At ten o'clock, half an hour after Mark had arrived home and, on raised eyebrow from Alice, had greeted Thea as if her presence was the most normal and expected thing, Thea phoned Saul and said she'd be over shortly.
‘Do you think that's wise?’ Alice asked her, worried by the distracted glaze to her eyes. She'd rather Thea had another light snack, an aromatherapy bath and an early night as planned.
‘I just need to see him,’ Thea said. She wasn't going to confide to Alice that actually she'd suddenly been subsumed by an urgent fear that if Saul was alone he might pop out for a quick cash shag. Was that what he did? Those occasions when they stayed in their respective flats, when she phoned late to say goodnight and he explained he was just out buying biscuits or somesuch from the corner shop?
‘Tread carefully,’ Alice warned her caringly. ‘You're fragile – I wouldn't say anything tonight. You really need to sleep. Would you like a valium?’ Thea
shook her head. ‘We'll work this out, Thea,’ Alice told her, ‘we'll figure out what to do.’
Alice wasn't in the mood for a furtive text session with Paul. She needed to keep her phone open for Thea. In fact, for the first time, she resented Paul's messages arriving and left them unread. Mark had gone to bed early, with the diaries of Winston Churchill. Alice felt traumatized. How could Saul have done this to Thea? How could it be that Saul was that kind of man? Normal, nice blokes don't do that. Whoever heard of such a thing? And anyway, Saul has Thea, for Christ's sake – could he really abuse her so? Alice felt shaken. And the one person who could soothe her was the one upstairs reading Winston Churchill. Thank God for Mark. Thank God Mark was Mark, straight and steady and there for her. She cuddled up against him, sinking fast into the safety net he provided.

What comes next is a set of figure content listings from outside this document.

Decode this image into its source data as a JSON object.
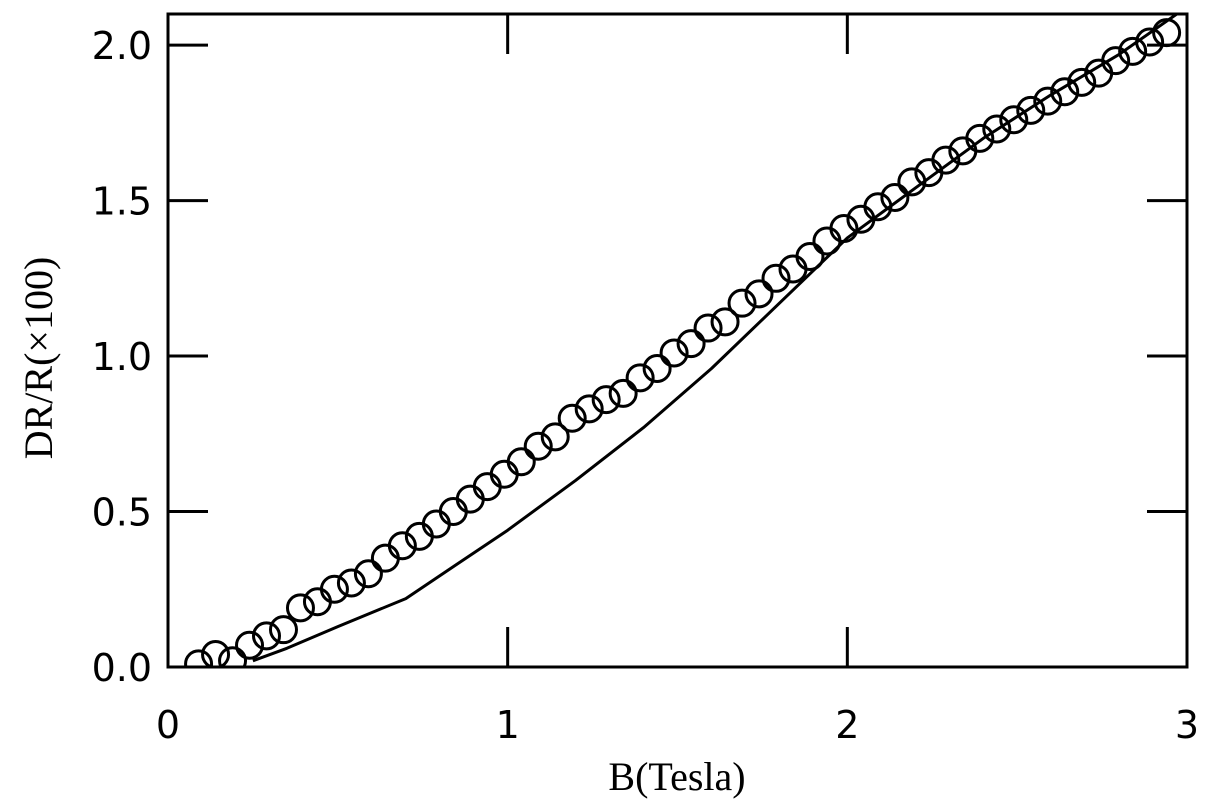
{
  "chart_data": {
    "type": "scatter",
    "title": "",
    "xlabel": "B(Tesla)",
    "ylabel": "DR/R(×100)",
    "xlim": [
      0,
      3
    ],
    "ylim": [
      0,
      2.1
    ],
    "xticks": [
      0,
      1,
      2,
      3
    ],
    "xtick_labels": [
      "0",
      "1",
      "2",
      "3"
    ],
    "yticks": [
      0,
      0.5,
      1.0,
      1.5,
      2.0
    ],
    "ytick_labels": [
      "0.0",
      "0.5",
      "1.0",
      "1.5",
      "2.0"
    ],
    "grid": false,
    "legend": "none",
    "colors": {
      "ink": "#000000",
      "background": "#ffffff"
    },
    "series": [
      {
        "kind": "scatter",
        "marker": "open-circle",
        "x": [
          0.09,
          0.14,
          0.19,
          0.24,
          0.29,
          0.34,
          0.39,
          0.44,
          0.49,
          0.54,
          0.59,
          0.64,
          0.69,
          0.74,
          0.79,
          0.84,
          0.89,
          0.94,
          0.99,
          1.04,
          1.09,
          1.14,
          1.19,
          1.24,
          1.29,
          1.34,
          1.39,
          1.44,
          1.49,
          1.54,
          1.59,
          1.64,
          1.69,
          1.74,
          1.79,
          1.84,
          1.89,
          1.94,
          1.99,
          2.04,
          2.09,
          2.14,
          2.19,
          2.24,
          2.29,
          2.34,
          2.39,
          2.44,
          2.49,
          2.54,
          2.59,
          2.64,
          2.69,
          2.74,
          2.79,
          2.84,
          2.89,
          2.94
        ],
        "y": [
          0.01,
          0.04,
          0.02,
          0.07,
          0.1,
          0.12,
          0.19,
          0.21,
          0.25,
          0.27,
          0.3,
          0.35,
          0.39,
          0.42,
          0.46,
          0.5,
          0.54,
          0.58,
          0.62,
          0.66,
          0.71,
          0.74,
          0.8,
          0.83,
          0.86,
          0.88,
          0.93,
          0.96,
          1.01,
          1.04,
          1.09,
          1.11,
          1.17,
          1.2,
          1.25,
          1.28,
          1.32,
          1.37,
          1.41,
          1.44,
          1.48,
          1.51,
          1.56,
          1.59,
          1.63,
          1.66,
          1.7,
          1.73,
          1.76,
          1.79,
          1.82,
          1.85,
          1.88,
          1.91,
          1.95,
          1.98,
          2.01,
          2.04
        ]
      },
      {
        "kind": "line",
        "x": [
          0.25,
          0.35,
          0.5,
          0.7,
          0.85,
          1.0,
          1.2,
          1.4,
          1.6,
          1.8,
          2.0,
          2.2,
          2.4,
          2.6,
          2.8,
          2.97
        ],
        "y": [
          0.02,
          0.06,
          0.13,
          0.22,
          0.33,
          0.44,
          0.6,
          0.77,
          0.96,
          1.17,
          1.38,
          1.54,
          1.7,
          1.84,
          1.97,
          2.1
        ]
      }
    ]
  }
}
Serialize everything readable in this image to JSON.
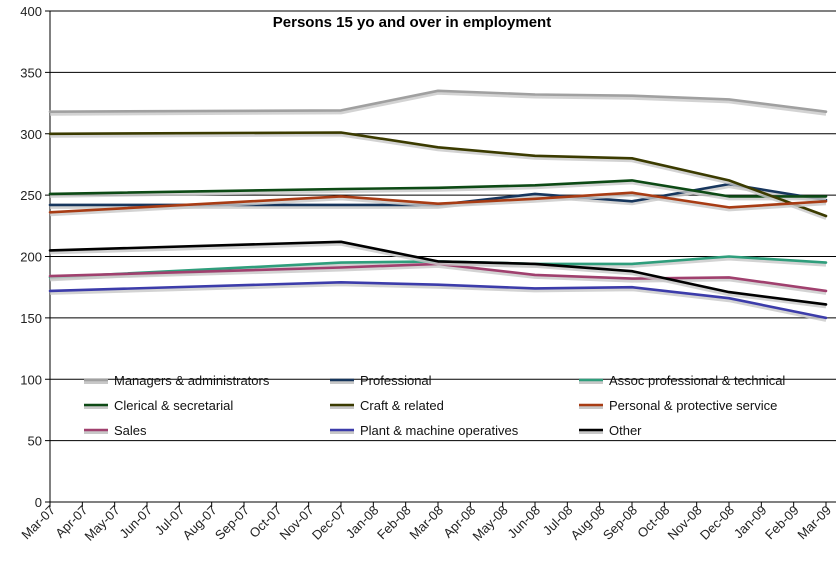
{
  "chart_data": {
    "type": "line",
    "title": "Persons 15 yo and over in employment",
    "xlabel": "",
    "ylabel": "",
    "ylim": [
      0,
      400
    ],
    "yticks": [
      0,
      50,
      100,
      150,
      200,
      250,
      300,
      350,
      400
    ],
    "grid": true,
    "legend_position": "lower-middle",
    "categories": [
      "Mar-07",
      "Apr-07",
      "May-07",
      "Jun-07",
      "Jul-07",
      "Aug-07",
      "Sep-07",
      "Oct-07",
      "Nov-07",
      "Dec-07",
      "Jan-08",
      "Feb-08",
      "Mar-08",
      "Apr-08",
      "May-08",
      "Jun-08",
      "Jul-08",
      "Aug-08",
      "Sep-08",
      "Oct-08",
      "Nov-08",
      "Dec-08",
      "Jan-09",
      "Feb-09",
      "Mar-09"
    ],
    "x": [
      "Mar-07",
      "Dec-07",
      "Mar-08",
      "Jun-08",
      "Sep-08",
      "Dec-08",
      "Mar-09"
    ],
    "series": [
      {
        "name": "Managers & administrators",
        "color": "#a0a0a0",
        "values": [
          318,
          319,
          335,
          332,
          331,
          328,
          318
        ]
      },
      {
        "name": "Professional",
        "color": "#17365d",
        "values": [
          242,
          242,
          242,
          251,
          245,
          259,
          246
        ]
      },
      {
        "name": "Assoc professional & technical",
        "color": "#2f9e7c",
        "values": [
          183,
          195,
          196,
          194,
          194,
          200,
          195
        ]
      },
      {
        "name": "Clerical & secretarial",
        "color": "#0d4a15",
        "values": [
          251,
          255,
          256,
          258,
          262,
          249,
          249
        ]
      },
      {
        "name": "Craft & related",
        "color": "#3b3b00",
        "values": [
          300,
          301,
          289,
          282,
          280,
          262,
          233
        ]
      },
      {
        "name": "Personal & protective service",
        "color": "#a83c14",
        "values": [
          236,
          249,
          243,
          247,
          252,
          240,
          245
        ]
      },
      {
        "name": "Sales",
        "color": "#a0406e",
        "values": [
          184,
          191,
          194,
          185,
          182,
          183,
          172
        ]
      },
      {
        "name": "Plant & machine operatives",
        "color": "#3c3caa",
        "values": [
          172,
          179,
          177,
          174,
          175,
          166,
          150
        ]
      },
      {
        "name": "Other",
        "color": "#000000",
        "values": [
          205,
          212,
          196,
          194,
          188,
          171,
          161
        ]
      }
    ]
  }
}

‘Is Thea OK?’ Mark asked, using his finger for a book-mark in case Alice wanted to talk or there again didn't. ‘She looked a fright.’
Alice sighed, grateful for Mark's intuitive care but burdened at the secret she had to guard. ‘She'll be fine,’ Alice said. She let Mark return to his book for a while. ‘Mark?’
‘Yes?’ he said, his finger bookmark at the ready.
‘Nothing.’
‘Are you OK, Alice?’ he asked, closing the book and laying it down. ‘You look a little out of sorts.’
‘I feel a little low,’ Alice confided in a whisper, the threat of tears a flint-edged pebble catching her voice.
Mark switched off the light and took her in his arms. ‘It's OK,’ he said, ‘there there. Get some sleep. Everything passes.’
It wasn't Mark's simplistic optimism that raised a small smile from Alice, it was that he knew precisely what to do for her just then. He knew not to probe, not to reason. He just had to hold her close and soothingly and so he did just that. It was just right. And she loved him for it. And for the first time she felt searing guilt at her own transgression and profound regret.